Es evidente que llevar de manera sana un trance tan complejo redundará en beneficios para la persona y familia. Sin embargo sería muy difícil pretender que todos los inmiscuidos enfrenten de esa manera una situación repentina. Por lo tanto la tradición tibetana señala que la preparación para la muerte debe ser un ejercicio de toda la vida. De hecho las enseñanzas del Bardo Thodol, a diferencia de la perspectiva común, son una iniciación “al revés” ya que preparan la conciencia para el descenso al ser físico, contrariamente a otros libros que preparan al ser vivo para el hecho de la muerte. En vida lo recomendable –además evidentemente de generar y mantener un comportamiento ético- es meditar en la impermanencia del ser, en el desapego y en que nuestra conciencia se desarrolla a través de un continuo mental. Así mismo en no dejar situaciones emocionales sin resolver e incluso aclarar las de orden legal.

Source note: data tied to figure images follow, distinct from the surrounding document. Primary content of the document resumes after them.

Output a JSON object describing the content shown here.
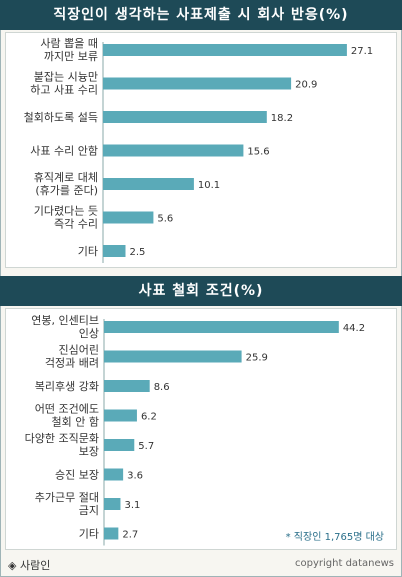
{
  "chart_data": [
    {
      "type": "bar",
      "orientation": "horizontal",
      "title": "직장인이 생각하는 사표제출 시 회사 반응(%)",
      "categories": [
        [
          "사람 뽑을 때",
          "까지만 보류"
        ],
        [
          "붙잡는 시늉만",
          "하고 사표 수리"
        ],
        [
          "철회하도록 설득"
        ],
        [
          "사표 수리 안함"
        ],
        [
          "휴직계로 대체",
          "(휴가를 준다)"
        ],
        [
          "기다렸다는 듯",
          "즉각 수리"
        ],
        [
          "기타"
        ]
      ],
      "values": [
        27.1,
        20.9,
        18.2,
        15.6,
        10.1,
        5.6,
        2.5
      ],
      "value_labels": [
        "27.1",
        "20.9",
        "18.2",
        "15.6",
        "10.1",
        "5.6",
        "2.5"
      ],
      "xlim": [
        0,
        30
      ],
      "bar_color": "#5aaab8"
    },
    {
      "type": "bar",
      "orientation": "horizontal",
      "title": "사표 철회 조건(%)",
      "categories": [
        [
          "연봉, 인센티브",
          "인상"
        ],
        [
          "진심어린",
          "걱정과 배려"
        ],
        [
          "복리후생 강화"
        ],
        [
          "어떤 조건에도",
          "철회 안 함"
        ],
        [
          "다양한 조직문화",
          "보장"
        ],
        [
          "승진 보장"
        ],
        [
          "추가근무 절대",
          "금지"
        ],
        [
          "기타"
        ]
      ],
      "values": [
        44.2,
        25.9,
        8.6,
        6.2,
        5.7,
        3.6,
        3.1,
        2.7
      ],
      "value_labels": [
        "44.2",
        "25.9",
        "8.6",
        "6.2",
        "5.7",
        "3.6",
        "3.1",
        "2.7"
      ],
      "xlim": [
        0,
        48
      ],
      "bar_color": "#5aaab8",
      "note": "* 직장인 1,765명 대상"
    }
  ],
  "footer": {
    "source": "◈ 사람인",
    "copyright": "copyright datanews"
  }
}
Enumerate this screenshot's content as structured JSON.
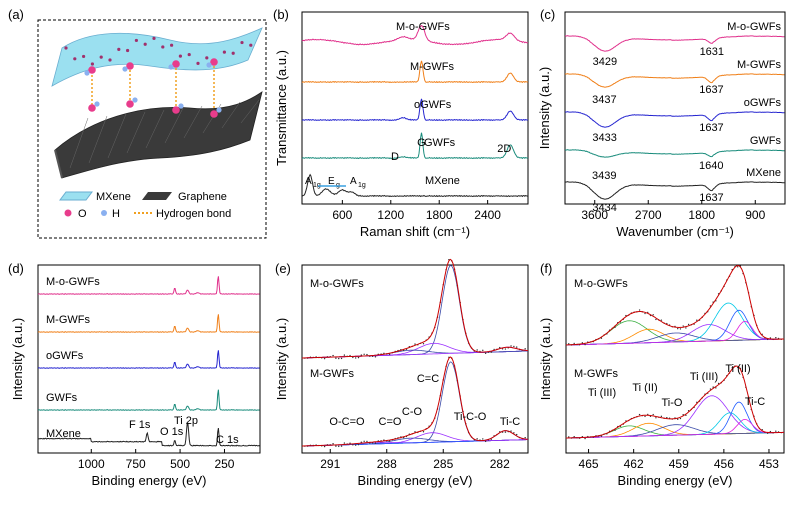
{
  "panel_labels": [
    "(a)",
    "(b)",
    "(c)",
    "(d)",
    "(e)",
    "(f)"
  ],
  "colors": {
    "mogwfs": "#e0318c",
    "mgwfs": "#f0801a",
    "ogwfs": "#2626d0",
    "gwfs": "#1a8c7c",
    "mxene": "#222222",
    "fit_envelope": "#cc0000",
    "fit_green": "#3cb043",
    "fit_orange": "#ff8c00",
    "fit_navy": "#3a4aa8",
    "fit_purple": "#9b30ff",
    "fit_cyan": "#00c8e6",
    "fit_blue": "#1e5aff",
    "fit_magenta": "#e020e0",
    "mxene_layer": "#7fd0e8",
    "graphene_layer": "#3a3a3a",
    "oxygen": "#e83c8c",
    "hydrogen": "#8ab0f0",
    "hbond": "#f0a020"
  },
  "schematic": {
    "legend": {
      "mxene": "MXene",
      "graphene": "Graphene",
      "o": "O",
      "h": "H",
      "hbond": "Hydrogen bond"
    }
  },
  "chart_data": [
    {
      "id": "b",
      "type": "line",
      "xlabel": "Raman shift (cm⁻¹)",
      "ylabel": "Transmittance (a.u.)",
      "xlim": [
        100,
        2900
      ],
      "xticks": [
        600,
        1200,
        1800,
        2400
      ],
      "series": [
        {
          "name": "M-o-GWFs",
          "color_key": "mogwfs",
          "offset": 5,
          "peaks": [
            [
              1580,
              0.25,
              40
            ],
            [
              2680,
              0.12,
              50
            ],
            [
              1350,
              0.05,
              60
            ]
          ]
        },
        {
          "name": "M-GWFs",
          "color_key": "mgwfs",
          "offset": 4,
          "peaks": [
            [
              1580,
              0.35,
              18
            ],
            [
              2680,
              0.15,
              40
            ]
          ]
        },
        {
          "name": "oGWFs",
          "color_key": "ogwfs",
          "offset": 3,
          "peaks": [
            [
              1580,
              0.35,
              18
            ],
            [
              2680,
              0.15,
              40
            ],
            [
              1350,
              0.04,
              40
            ]
          ]
        },
        {
          "name": "GWFs",
          "color_key": "gwfs",
          "offset": 2,
          "peaks": [
            [
              1580,
              0.42,
              16
            ],
            [
              2680,
              0.22,
              40
            ],
            [
              1350,
              0.02,
              40
            ]
          ]
        },
        {
          "name": "MXene",
          "color_key": "mxene",
          "offset": 1,
          "peaks": [
            [
              200,
              0.35,
              30
            ],
            [
              400,
              0.12,
              50
            ],
            [
              600,
              0.1,
              50
            ],
            [
              720,
              0.06,
              40
            ]
          ]
        }
      ],
      "annotations": {
        "D": "D",
        "G": "G",
        "twoD": "2D",
        "a1g": "A",
        "a1g_sub": "1g",
        "eg": "E",
        "eg_sub": "g"
      }
    },
    {
      "id": "c",
      "type": "line",
      "xlabel": "Wavenumber (cm⁻¹)",
      "ylabel": "Intensity (a.u.)",
      "xlim": [
        4100,
        400
      ],
      "xticks": [
        3600,
        2700,
        1800,
        900
      ],
      "series": [
        {
          "name": "M-o-GWFs",
          "color_key": "mogwfs",
          "offset": 5,
          "dips": [
            [
              3429,
              0.35,
              180
            ],
            [
              1631,
              0.12,
              60
            ]
          ],
          "labels": [
            "3429",
            "1631"
          ]
        },
        {
          "name": "M-GWFs",
          "color_key": "mgwfs",
          "offset": 4,
          "dips": [
            [
              3437,
              0.3,
              180
            ],
            [
              1637,
              0.15,
              60
            ]
          ],
          "labels": [
            "3437",
            "1637"
          ]
        },
        {
          "name": "oGWFs",
          "color_key": "ogwfs",
          "offset": 3,
          "dips": [
            [
              3433,
              0.35,
              180
            ],
            [
              1637,
              0.15,
              60
            ]
          ],
          "labels": [
            "3433",
            "1637"
          ]
        },
        {
          "name": "GWFs",
          "color_key": "gwfs",
          "offset": 2,
          "dips": [
            [
              3439,
              0.15,
              180
            ],
            [
              1640,
              0.1,
              60
            ]
          ],
          "labels": [
            "3439",
            "1640"
          ]
        },
        {
          "name": "MXene",
          "color_key": "mxene",
          "offset": 1,
          "dips": [
            [
              3434,
              0.4,
              180
            ],
            [
              1637,
              0.15,
              60
            ]
          ],
          "labels": [
            "3434",
            "1637"
          ]
        }
      ]
    },
    {
      "id": "d",
      "type": "line",
      "xlabel": "Binding energy (eV)",
      "ylabel": "Intensity (a.u.)",
      "xlim": [
        1300,
        50
      ],
      "xticks": [
        1000,
        750,
        500,
        250
      ],
      "series": [
        {
          "name": "M-o-GWFs",
          "color_key": "mogwfs",
          "offset": 5
        },
        {
          "name": "M-GWFs",
          "color_key": "mgwfs",
          "offset": 4
        },
        {
          "name": "oGWFs",
          "color_key": "ogwfs",
          "offset": 3
        },
        {
          "name": "GWFs",
          "color_key": "gwfs",
          "offset": 2
        },
        {
          "name": "MXene",
          "color_key": "mxene",
          "offset": 1
        }
      ],
      "peak_labels": [
        "F 1s",
        "O 1s",
        "Ti 2p",
        "C 1s"
      ]
    },
    {
      "id": "e",
      "type": "line",
      "xlabel": "Binding energy (eV)",
      "ylabel": "Intensity (a.u.)",
      "xlim": [
        292.5,
        280.5
      ],
      "xticks": [
        291,
        288,
        285,
        282
      ],
      "panels": [
        {
          "name": "M-o-GWFs",
          "components": [
            [
              284.6,
              1.0,
              0.45
            ],
            [
              285.5,
              0.12,
              0.8
            ],
            [
              286.7,
              0.05,
              0.9
            ],
            [
              281.6,
              0.05,
              0.5
            ]
          ]
        },
        {
          "name": "M-GWFs",
          "components": [
            [
              284.6,
              1.0,
              0.45
            ],
            [
              285.6,
              0.12,
              0.8
            ],
            [
              286.7,
              0.06,
              0.9
            ],
            [
              288.6,
              0.02,
              0.9
            ],
            [
              281.7,
              0.12,
              0.45
            ]
          ]
        }
      ],
      "peak_labels": [
        "O-C=O",
        "C=O",
        "C-O",
        "C=C",
        "Ti-C-O",
        "Ti-C"
      ]
    },
    {
      "id": "f",
      "type": "line",
      "xlabel": "Binding energy (eV)",
      "ylabel": "Intensity (a.u.)",
      "xlim": [
        466.5,
        452
      ],
      "xticks": [
        465,
        462,
        459,
        456,
        453
      ],
      "panels": [
        {
          "name": "M-o-GWFs",
          "components": [
            [
              462.3,
              0.3,
              1.2
            ],
            [
              461.0,
              0.18,
              1.0
            ],
            [
              459.2,
              0.12,
              1.2
            ],
            [
              457.0,
              0.22,
              1.1
            ],
            [
              455.7,
              0.5,
              0.9
            ],
            [
              455.0,
              0.4,
              0.6
            ],
            [
              454.6,
              0.25,
              0.5
            ]
          ]
        },
        {
          "name": "M-GWFs",
          "components": [
            [
              462.3,
              0.15,
              1.0
            ],
            [
              461.0,
              0.18,
              1.0
            ],
            [
              459.2,
              0.15,
              1.2
            ],
            [
              456.8,
              0.55,
              1.1
            ],
            [
              455.6,
              0.3,
              0.7
            ],
            [
              455.0,
              0.45,
              0.55
            ],
            [
              454.6,
              0.2,
              0.5
            ]
          ]
        }
      ],
      "peak_labels": [
        "Ti (III)",
        "Ti (II)",
        "Ti-O",
        "Ti (III)",
        "Ti (II)",
        "Ti-C"
      ]
    }
  ]
}
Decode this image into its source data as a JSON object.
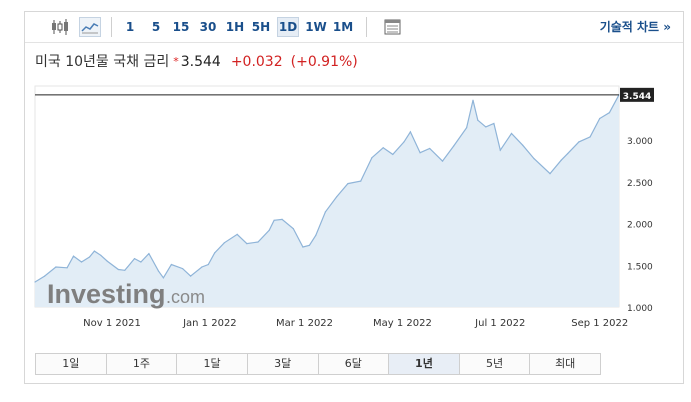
{
  "toolbar": {
    "intervals": [
      "1",
      "5",
      "15",
      "30",
      "1H",
      "5H",
      "1D",
      "1W",
      "1M"
    ],
    "active_interval": "1D",
    "technical_link": "기술적 차트 »"
  },
  "header": {
    "instrument": "미국 10년물 국채 금리",
    "star": "*",
    "last": "3.544",
    "change": "+0.032",
    "change_pct": "(+0.91%)",
    "change_color": "#d22222"
  },
  "watermark": {
    "brand": "Investing",
    "suffix": ".com"
  },
  "ranges": [
    "1일",
    "1주",
    "1달",
    "3달",
    "6달",
    "1년",
    "5년",
    "최대"
  ],
  "active_range": "1년",
  "chart_data": {
    "type": "area",
    "title": "",
    "xlabel": "",
    "ylabel": "",
    "x_ticks": [
      "Nov 1 2021",
      "Jan 1 2022",
      "Mar 1 2022",
      "May 1 2022",
      "Jul 1 2022",
      "Sep 1 2022"
    ],
    "y_ticks": [
      "1.000",
      "1.500",
      "2.000",
      "2.500",
      "3.000"
    ],
    "ylim": [
      1.0,
      3.65
    ],
    "y_axis_position": "right",
    "grid": false,
    "last_value_label": "3.544",
    "last_value": 3.544,
    "line_color": "#8fb4d8",
    "fill_color": "#e2edf6",
    "series": [
      {
        "x": [
          "2021-09-14",
          "2021-09-20",
          "2021-09-27",
          "2021-10-04",
          "2021-10-08",
          "2021-10-13",
          "2021-10-18",
          "2021-10-21",
          "2021-10-25",
          "2021-10-29",
          "2021-11-05",
          "2021-11-09",
          "2021-11-15",
          "2021-11-19",
          "2021-11-24",
          "2021-11-30",
          "2021-12-03",
          "2021-12-08",
          "2021-12-15",
          "2021-12-20",
          "2021-12-27",
          "2021-12-31",
          "2022-01-04",
          "2022-01-10",
          "2022-01-18",
          "2022-01-24",
          "2022-01-31",
          "2022-02-07",
          "2022-02-10",
          "2022-02-15",
          "2022-02-22",
          "2022-02-28",
          "2022-03-04",
          "2022-03-08",
          "2022-03-14",
          "2022-03-21",
          "2022-03-28",
          "2022-04-05",
          "2022-04-12",
          "2022-04-19",
          "2022-04-25",
          "2022-05-02",
          "2022-05-06",
          "2022-05-12",
          "2022-05-18",
          "2022-05-26",
          "2022-06-02",
          "2022-06-10",
          "2022-06-14",
          "2022-06-17",
          "2022-06-22",
          "2022-06-27",
          "2022-07-01",
          "2022-07-08",
          "2022-07-15",
          "2022-07-22",
          "2022-08-01",
          "2022-08-08",
          "2022-08-12",
          "2022-08-19",
          "2022-08-26",
          "2022-09-01",
          "2022-09-07",
          "2022-09-13"
        ],
        "values": [
          1.3,
          1.37,
          1.48,
          1.47,
          1.61,
          1.54,
          1.6,
          1.67,
          1.62,
          1.55,
          1.45,
          1.44,
          1.58,
          1.54,
          1.64,
          1.43,
          1.35,
          1.51,
          1.46,
          1.37,
          1.48,
          1.51,
          1.65,
          1.77,
          1.87,
          1.76,
          1.78,
          1.92,
          2.04,
          2.05,
          1.94,
          1.72,
          1.74,
          1.86,
          2.14,
          2.32,
          2.48,
          2.51,
          2.79,
          2.91,
          2.83,
          2.98,
          3.1,
          2.85,
          2.9,
          2.75,
          2.93,
          3.15,
          3.48,
          3.24,
          3.16,
          3.2,
          2.88,
          3.08,
          2.94,
          2.78,
          2.6,
          2.76,
          2.84,
          2.98,
          3.04,
          3.26,
          3.33,
          3.544
        ]
      }
    ]
  }
}
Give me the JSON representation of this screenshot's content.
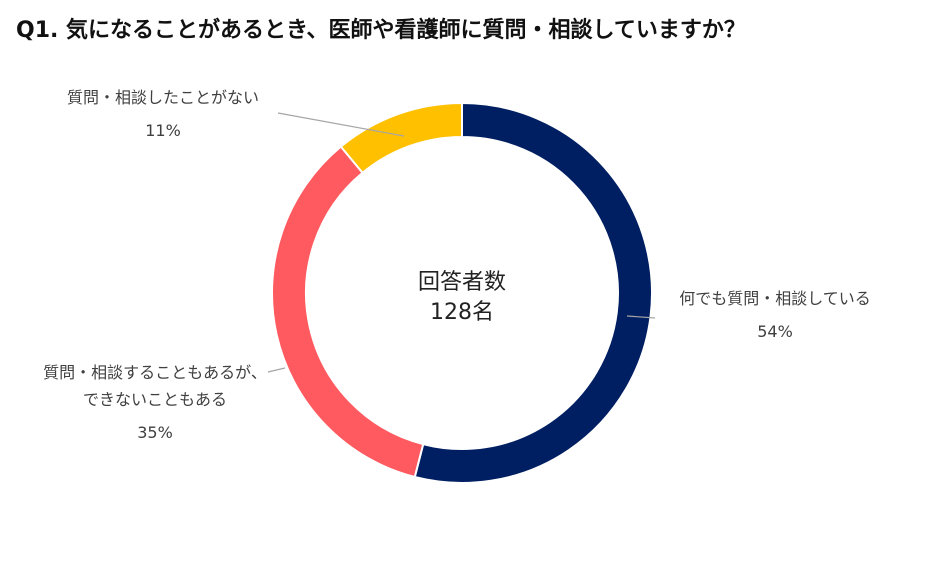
{
  "title": "Q1. 気になることがあるとき、医師や看護師に質問・相談していますか？",
  "chart_data": {
    "type": "pie",
    "variant": "donut",
    "center_label": [
      "回答者数",
      "128名"
    ],
    "slices": [
      {
        "label": [
          "何でも質問・相談している"
        ],
        "value": 54,
        "display": "54%",
        "color": "#001E62"
      },
      {
        "label": [
          "質問・相談することもあるが、",
          "できないこともある"
        ],
        "value": 35,
        "display": "35%",
        "color": "#FF5A5F"
      },
      {
        "label": [
          "質問・相談したことがない"
        ],
        "value": 11,
        "display": "11%",
        "color": "#FFC000"
      }
    ],
    "legend": "none"
  }
}
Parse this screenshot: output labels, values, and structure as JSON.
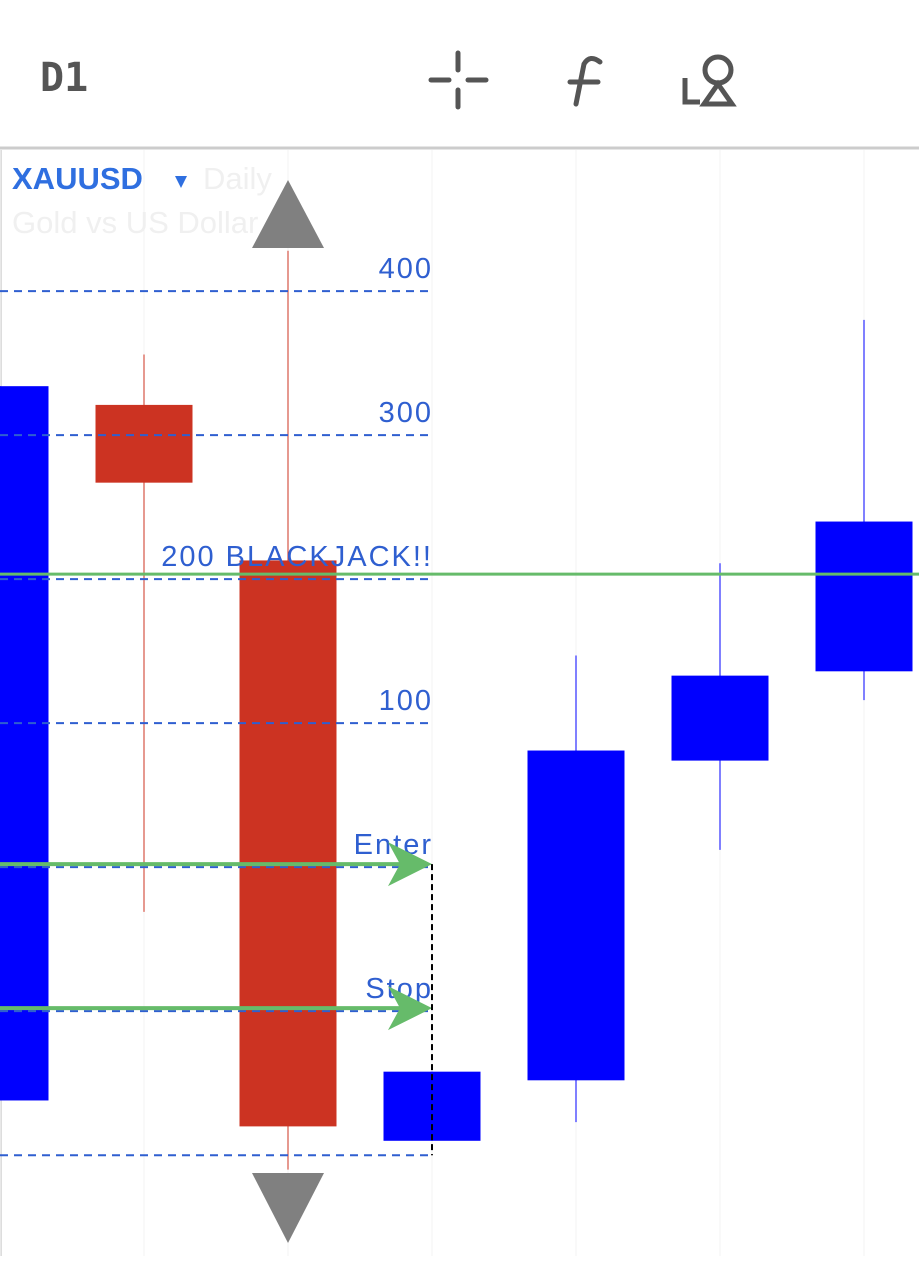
{
  "header": {
    "timeframe": "D1"
  },
  "chart_data": {
    "type": "candlestick",
    "symbol": "XAUUSD",
    "period": "Daily",
    "description": "Gold vs US Dollar",
    "open": [
      -162,
      321,
      213,
      -190,
      -148,
      74,
      136
    ],
    "high": [
      334,
      356,
      428,
      -142,
      147,
      211,
      380
    ],
    "low": [
      -162,
      -31,
      -210,
      -190,
      -177,
      12,
      116
    ],
    "close": [
      334,
      267,
      -180,
      -142,
      81,
      133,
      240
    ],
    "up_color": "#0000ff",
    "down_color": "#cc3322",
    "ylim": [
      -270,
      498
    ],
    "levels": [
      400,
      300,
      {
        "value": 200,
        "label": "200 BLACKJACK!!"
      },
      100,
      {
        "value": 0,
        "label": "Enter"
      },
      {
        "value": -100,
        "label": "Stop"
      }
    ],
    "bottom_level": -200
  }
}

Finalmente, no tenemos que creer en nada más que en las bondades de aminorar el dolor de ese momento, lo cual desde todas las perspectivas tiene sentido. Aunque también podríamos pensar que la conciencia es un largo proceso de mejora que incluye repetidamente lapsos de vida y muerte… de cualquier modo y en ambos escenarios debemos trabajar para preparar desde hoy una transición pacífica.